Bugün Türkiye, üretim adetleri açısından dünya sıralamasında 10-11. basamakta, satış rakamlarına göre ise 14-15. sıralarda yer alıyor. Bu konum, üretim kapasitemiz ve ihracat yetkinliğimizle küresel pazarda istikrarlı bir oyuncu olduğumuzu gösteriyor. Bu başarı, yalnızca büyük üreticilerin değil; onları destekleyen güçlü bir tedarik altyapısının ve kalifiye insan kaynağının ortak ürünüdür. Türkiye’nin üretim esnekliği ve Avrupa’ya yakınlığı, ülkemizi yatırım açısından daha cazip hâle getiriyor. Ancak bir yandan da nitelikli iş gücü eksikliği ve dijital dönüşüme ayak uyduramayan KOBİ’lerdeki verimlilik kayıpları gibi yapısal sorunlara dikkat edilmesi gerekiyor.
Genel olarak baktığımızda, otomotiv sanayimiz ekonomik dalgalanmalar, jeopolitik gerilimler ve teknolojik değişimler karşısında sağlam bir duruş sergiliyor. Üretimde yaşanan sınırlı düşüşe rağmen, ihracat ve iç pazardaki olumlu gelişmeler sektördeki adaptasyon kabiliyetini ortaya koyuyor. Yılın kalanında da daha yenilikçi, çevreci ve rekabetçi bir anlayışla ilerlemeyi hedefliyoruz. Yeni nesil mobilite uygulamaları ve batarya üretimi gibi stratejik alanlara yapılacak yatırımlar, ülkemizin küresel rekabet gücünü daha da artırabilir. Ancak Ar-Ge yatırımları istenen ivmeyi yakalayamazsa, teknolojik gelişmelerin gerisinde kalma riski de büyür.
TEDARİK SANAYİSİNDE KAPASİTE BOŞLUĞU VE FİNANSMAN SORUNU ÖNE ÇIKIYOR
Türkiye’de üretim yapan markaların komponent ihtiyaçlarının ne kadarı yerli tedarik sanayisi tarafından karşılanabiliyor? Üretilmeyen yeni parçalara yönelik yatırım planlarınız bulunuyor mu?
Günümüzde Türkiye’de faaliyet gösteren OEM’lerin komponent ihtiyaçlarının yaklaşık %80’i yerli tedarik sanayisi tarafından karşılanıyor.
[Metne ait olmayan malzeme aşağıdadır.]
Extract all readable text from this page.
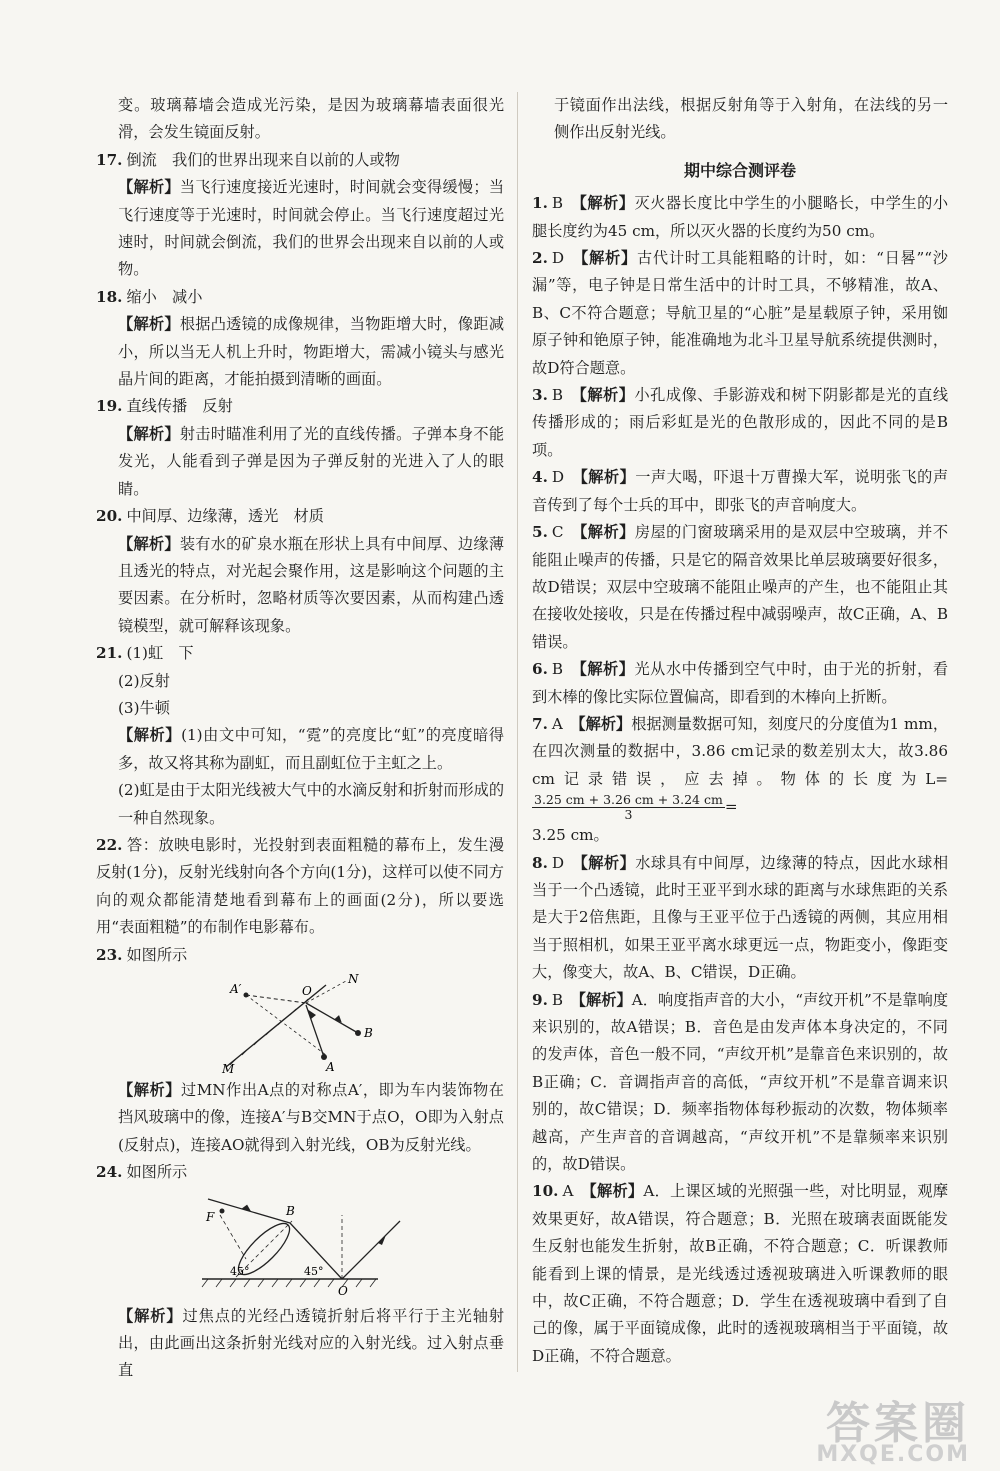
变。玻璃幕墙会造成光污染，是因为玻璃幕墙表面很光滑，会发生镜面反射。

17. 倒流　我们的世界出现来自以前的人或物

【解析】当飞行速度接近光速时，时间就会变得缓慢；当飞行速度等于光速时，时间就会停止。当飞行速度超过光速时，时间就会倒流，我们的世界会出现来自以前的人或物。

18. 缩小　减小

【解析】根据凸透镜的成像规律，当物距增大时，像距减小，所以当无人机上升时，物距增大，需减小镜头与感光晶片间的距离，才能拍摄到清晰的画面。

19. 直线传播　反射

【解析】射击时瞄准利用了光的直线传播。子弹本身不能发光，人能看到子弹是因为子弹反射的光进入了人的眼睛。

20. 中间厚、边缘薄，透光　材质

【解析】装有水的矿泉水瓶在形状上具有中间厚、边缘薄且透光的特点，对光起会聚作用，这是影响这个问题的主要因素。在分析时，忽略材质等次要因素，从而构建凸透镜模型，就可解释该现象。

21. (1)虹　下

(2)反射

(3)牛顿

【解析】(1)由文中可知，“霓”的亮度比“虹”的亮度暗得多，故又将其称为副虹，而且副虹位于主虹之上。

(2)虹是由于太阳光线被大气中的水滴反射和折射而形成的一种自然现象。

22. 答：放映电影时，光投射到表面粗糙的幕布上，发生漫反射(1分)，反射光线射向各个方向(1分)，这样可以使不同方向的观众都能清楚地看到幕布上的画面(2分)，所以要选用“表面粗糙”的布制作电影幕布。

23. 如图所示

A′	O
N
B
M	A

【解析】过MN作出A点的对称点A′，即为车内装饰物在挡风玻璃中的像，连接A′与B交MN于点O，O即为入射点(反射点)，连接AO就得到入射光线，OB为反射光线。

24. 如图所示

F	B
O
45°	45°

【解析】过焦点的光经凸透镜折射后将平行于主光轴射出，由此画出这条折射光线对应的入射光线。过入射点垂直

于镜面作出法线，根据反射角等于入射角，在法线的另一侧作出反射光线。

期中综合测评卷

1. B　 【解析】灭火器长度比中学生的小腿略长，中学生的小腿长度约为45 cm，所以灭火器的长度约为50 cm。

2. D　 【解析】古代计时工具能粗略的计时，如：“日晷”“沙漏”等，电子钟是日常生活中的计时工具，不够精准，故A、B、C不符合题意；导航卫星的“心脏”是星载原子钟，采用铷原子钟和铯原子钟，能准确地为北斗卫星导航系统提供测时，故D符合题意。

3. B　 【解析】小孔成像、手影游戏和树下阴影都是光的直线传播形成的；雨后彩虹是光的色散形成的，因此不同的是B项。

4. D　 【解析】一声大喝，吓退十万曹操大军，说明张飞的声音传到了每个士兵的耳中，即张飞的声音响度大。

5. C　 【解析】房屋的门窗玻璃采用的是双层中空玻璃，并不能阻止噪声的传播，只是它的隔音效果比单层玻璃要好很多，故D错误；双层中空玻璃不能阻止噪声的产生，也不能阻止其在接收处接收，只是在传播过程中减弱噪声，故C正确，A、B错误。

6. B　 【解析】光从水中传播到空气中时，由于光的折射，看到木棒的像比实际位置偏高，即看到的木棒向上折断。

7. A　 【解析】根据测量数据可知，刻度尺的分度值为1 mm，在四次测量的数据中，3.86 cm记录的数差别太大，故3.86 cm记录错误，应去掉。物体的长度为L=
$\frac{3.25 cm + 3.26 cm + 3.24 cm}{3}$ =

3.25 cm。

8. D　 【解析】水球具有中间厚，边缘薄的特点，因此水球相当于一个凸透镜，此时王亚平到水球的距离与水球焦距的关系是大于2倍焦距，且像与王亚平位于凸透镜的两侧，其应用相当于照相机，如果王亚平离水球更远一点，物距变小，像距变大，像变大，故A、B、C错误，D正确。

9. B　 【解析】A．响度指声音的大小，“声纹开机”不是靠响度来识别的，故A错误；B．音色是由发声体本身决定的，不同的发声体，音色一般不同，“声纹开机”是靠音色来识别的，故B正确；C．音调指声音的高低，“声纹开机”不是靠音调来识别的，故C错误；D．频率指物体每秒振动的次数，物体频率越高，产生声音的音调越高，“声纹开机”不是靠频率来识别的，故D错误。

10. A　 【解析】A．上课区域的光照强一些，对比明显，观摩效果更好，故A错误，符合题意；B．光照在玻璃表面既能发生反射也能发生折射，故B正确，不符合题意；C．听课教师能看到上课的情景，是光线透过透视玻璃进入听课教师的眼中，故C正确，不符合题意；D．学生在透视玻璃中看到了自己的像，属于平面镜成像，此时的透视玻璃相当于平面镜，故D正确，不符合题意。

答案圈
MXQE.COM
Bu oran, özellikle geleneksel ürün gruplarında oldukça yüksek seviyelerde seyrediyor. Ancak elektrikli araçlar ve yeni nesil mobilite teknolojileri devreye girdikçe, bazı yeni ürün gruplarında dışa bağımlılık artış gösteriyor. TAYSAD olarak, üyelerimizi bu kritik alanlarda yatırım yapmaya teşvik ediyoruz. İhtiyaç duyulan teknolojik altyapının geliştirilmesi için hem devlet destek mekanizmalarını hem de kümelenme projelerini aktif şekilde kullanıyoruz.
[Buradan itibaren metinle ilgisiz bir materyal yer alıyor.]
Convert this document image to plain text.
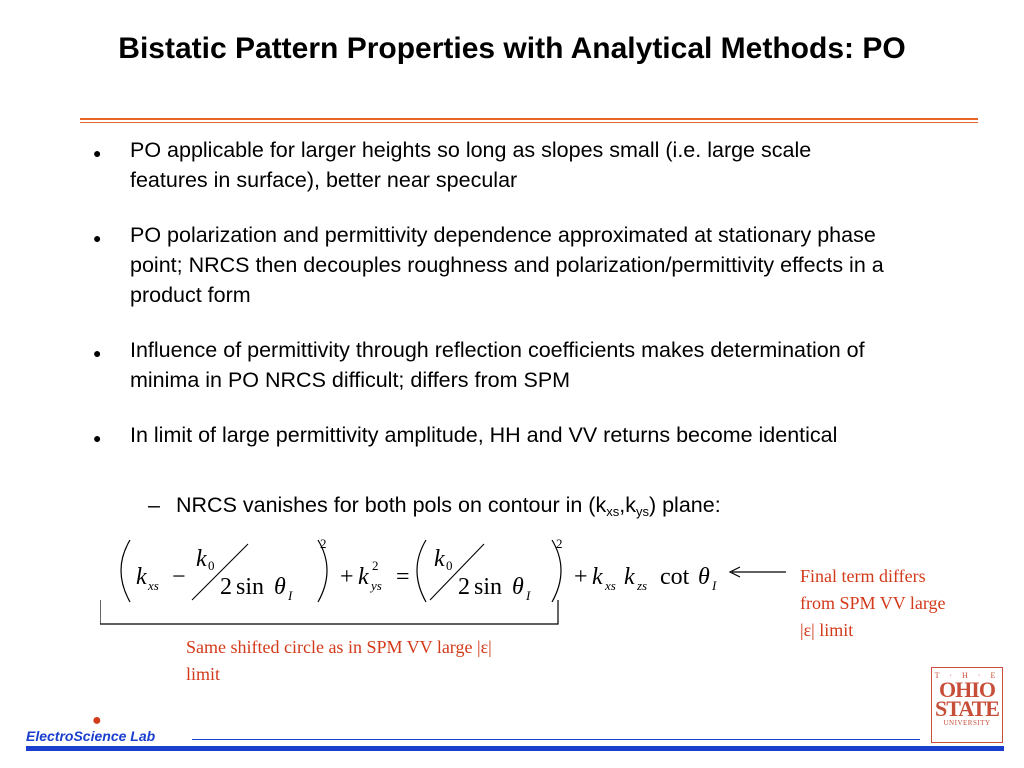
Bistatic Pattern Properties with Analytical Methods: PO
● PO applicable for larger heights so long as slopes small (i.e. large scale features in surface), better near specular
● PO polarization and permittivity dependence approximated at stationary phase point; NRCS then decouples roughness and polarization/permittivity effects in a product form
● Influence of permittivity through reflection coefficients makes determination of minima in PO NRCS difficult; differs from SPM
● In limit of large permittivity amplitude, HH and VV returns become identical
– NRCS vanishes for both pols on contour in $(k_{xs},k_{ys})$ plane:
k xs −
k 0
2 sin θ I
2
+ k 2
ys =
k 0
2 sin θ I
2
+ k xs k zs cot θ I
Same shifted circle as in SPM VV large |ε| limit
Final term differs from SPM VV large |ε| limit
T · H · E
OHIO
STATE
UNIVERSITY
●
ElectroScience Lab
Öte yandan, tedarik sanayisinde mevcut kapasitenin altında çalışan ciddi bir boşluk bulunuyor. Halihazırda mevcut yatırımlar tam anlamıyla verimlilikle kullanılmadan, yeni yatırımlara yönelmek kolay olmuyor. Ayrıca, bu süreci finanse edecek yeterli özkaynak veya uygun finansman imkanları da sınırlı. Bu nedenle TAYSAD olarak, üyelerimizin bu yükünü azaltmak ve yeni teknolojilere yatırım yapacak firmalara destek sağlamak amacıyla odaklanmış bir GSYF (Girişim Sermayesi Yatırım Fonu) çalışması yürütüyoruz. Temel hedefimiz, tüm üyelerimizin hem yatırımcı hem de paydaş olarak yer alabildiği ortak bir platform oluşturmak.
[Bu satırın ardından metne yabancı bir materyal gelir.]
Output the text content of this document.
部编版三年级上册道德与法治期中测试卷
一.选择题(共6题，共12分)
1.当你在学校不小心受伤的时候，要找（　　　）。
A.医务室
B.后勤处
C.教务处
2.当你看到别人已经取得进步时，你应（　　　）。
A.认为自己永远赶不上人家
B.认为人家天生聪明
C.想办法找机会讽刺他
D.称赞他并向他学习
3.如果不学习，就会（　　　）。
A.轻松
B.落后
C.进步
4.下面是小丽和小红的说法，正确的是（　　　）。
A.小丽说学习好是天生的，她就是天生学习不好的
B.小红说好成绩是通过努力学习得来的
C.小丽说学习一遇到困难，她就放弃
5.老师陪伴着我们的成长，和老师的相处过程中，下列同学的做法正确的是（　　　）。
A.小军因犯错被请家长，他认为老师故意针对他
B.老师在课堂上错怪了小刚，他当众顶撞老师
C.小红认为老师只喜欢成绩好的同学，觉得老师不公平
ÇİNLİ YATIRIMLAR ve JEOPOLİTİK RİSKLER: TEDARİK SANAYİSİ YENİ DÖNEME HAZIRLANIYOR
Çinli markaların Türkiye’deki yatırım haberlerinin ardından yabancı tedarik sanayi firmalarından ortaklık veya Türkiye pazarına giriş talepleri aldınız mı? ,
Evet, Çinli üreticilerin yatırımları sadece onları değil, onlarla çalışan küresel tedarikçileri de Türkiye pazarına yöneltti. Bu bağlamda bazı yabancı tedarik firmalarının Türkiye’de yatırım veya iş ortaklığı arayışında olduklarını gözlemliyoruz. Bu durum, yerli firmalarımız için teknoloji transferi, bilgi paylaşımı ve ihracat bağlantıları açısından önemli fırsatlar yaratıyor. Ancak, mevcut maliyet yapısıyla çok stratejik olmayan alanlarda Çin’den ithal edilen ürünlerle rekabet etmek zor.
Çinli markaların fabrika yatırımları sonrası artan üretim kapasitesi, yerli tedarik sanayisinin üretim gücünü ne kadar artıracak?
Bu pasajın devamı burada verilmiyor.